Figure 3. Characterization of colony radius heterogeneity and single‐cell growth dynamics of bacteria

(A) Stress‐exposed S. aureus and genetically determined auxotrophic mutants show small colony phenotypes. Top: The stress‐exposed bacteria display colony radius heterogeneity on agar plates by forming non‐stable small colonies (nsSCs), whereas the auxotrophic mutants grow as genetically determined small colony variants (SCVs). Middle: The colony radius histograms for stress‐triggered bacteria show a broad distribution towards smaller colony sizes compared to exponentially growing bacteria (most colonies have the same size) and SCVs (most colonies are small and the same size). Bottom: Translated into colony appearance times, the exponentially growing bacteria almost all appear at the same time early after plating, whereas the stress‐exposed bacteria show a broad lag time distribution with some colonies appearing early and others later. In contrast, SCVs all appear later after a longer incubation time, but almost all at the same time. (B) The schemes show bacterial growth dynamics on a single‐cell level as well as different scenarios explaining the colony size at a certain time point.

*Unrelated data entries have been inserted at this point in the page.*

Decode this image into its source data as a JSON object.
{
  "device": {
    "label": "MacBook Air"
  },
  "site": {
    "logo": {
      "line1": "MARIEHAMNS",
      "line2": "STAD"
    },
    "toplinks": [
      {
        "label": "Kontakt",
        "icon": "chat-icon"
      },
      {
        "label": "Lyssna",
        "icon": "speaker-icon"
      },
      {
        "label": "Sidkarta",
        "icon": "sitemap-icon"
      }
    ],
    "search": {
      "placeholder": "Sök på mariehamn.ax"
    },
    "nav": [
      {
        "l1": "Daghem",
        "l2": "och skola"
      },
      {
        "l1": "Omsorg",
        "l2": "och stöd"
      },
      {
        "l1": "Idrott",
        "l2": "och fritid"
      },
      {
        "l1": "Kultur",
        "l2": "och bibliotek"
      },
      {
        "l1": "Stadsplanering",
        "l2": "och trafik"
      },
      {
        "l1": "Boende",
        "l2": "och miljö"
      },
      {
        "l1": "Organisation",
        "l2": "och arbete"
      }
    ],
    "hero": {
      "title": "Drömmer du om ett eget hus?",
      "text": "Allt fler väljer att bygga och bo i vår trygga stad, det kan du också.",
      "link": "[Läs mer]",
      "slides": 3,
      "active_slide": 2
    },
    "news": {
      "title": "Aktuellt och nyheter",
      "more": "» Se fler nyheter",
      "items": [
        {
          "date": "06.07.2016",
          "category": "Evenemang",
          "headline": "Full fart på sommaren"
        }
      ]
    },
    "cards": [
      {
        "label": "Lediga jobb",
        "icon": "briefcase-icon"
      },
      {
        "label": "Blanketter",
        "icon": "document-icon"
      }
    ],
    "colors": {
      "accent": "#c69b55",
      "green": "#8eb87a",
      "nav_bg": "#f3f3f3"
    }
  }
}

Short arrows indicate a fast division rate of wild type bacteria (yellow), whereas longer arrows represent a slower growth rate for SCV forming mutants (green). Colonies can be small because of a late onset of growth (lag time) or because of a slower growth rate.

Figure 4. Different detection methods of antibiotic tolerance and persister cells

(A) The traditional method to test for antibiotic persistence is performing time–kill curves. Green line shows killing of a susceptible population and blue line displays the biphasic kill curve of a mixed population consisting of susceptible rapidly killed bacteria and persisters killed at a slower rate. (B) Tolerance Disk (TD) test allows the detection of bacteria that survive antibiotic exposure (persisters) by combining standard antibiotic disk assay (step 1) with regrowth after glucose addition (step 2). (C) The replica plating tolerance isolation system (REPTIS) allows detection of bacterial survivors on antibiotic plates (master plates). Colony‐forming units (CFUs) are transferred via a sterile velvet from a master plate on a fresh replica plate that does not contain antibiotics and allows growth of bacteria. Regrowth of bacteria indicates the presence of persister cells. (D) Detection of antibiotic persistence via lag phase determination. ScanLag, ColTapp and single‐cell microscopy determine colony and bacterial lag times that serve as a proxy for bacterial persistence (persistence by lag). (E) Determination of the minimum duration of killing 99% of a bacterial population (MDK₉₉) can be used to measure antibiotic persistence. High MDK₉₉ values indicate high antibiotic persistence.

Figure 5. New approaches to target multidrug‐resistant bacteria and bacterial persister cells

(A) Scheme showing novel strategies to target multidrug‐resistant Gram‐negative and Gram‐positive bacteria. New approaches to target multiresistant bacteria include darobactin, chimeric peptidomimetic antibiotics, antibacterial drones (ABD), bacteriophages, endolysins, halicin and cyclic hepta‐pseudopeptides and lugdunin. (B) Scheme of persister‐targeting approaches. Different strategies have been suggested to specifically target bacterial persister cells, e.g. addition of cell wall targeting substances like endolysins, NT‐61, XF‐73 or NCK10, simple sugars, bacterial opsonization by antibody–antibiotic conjugates (AACs), 3‐[4‐(4‐methoxyphenyl)piperazin‐1‐yl] piperidin‐4‐yl biphenyl‐4‐carboxylate (C10), cis‐2‐decenoic acid, (p)ppGpp analogues like relacin, mitomycin C, acyldeptipeptide (ADEP4) or retinoid acid derivatives (e.g. CD437 and CD1530).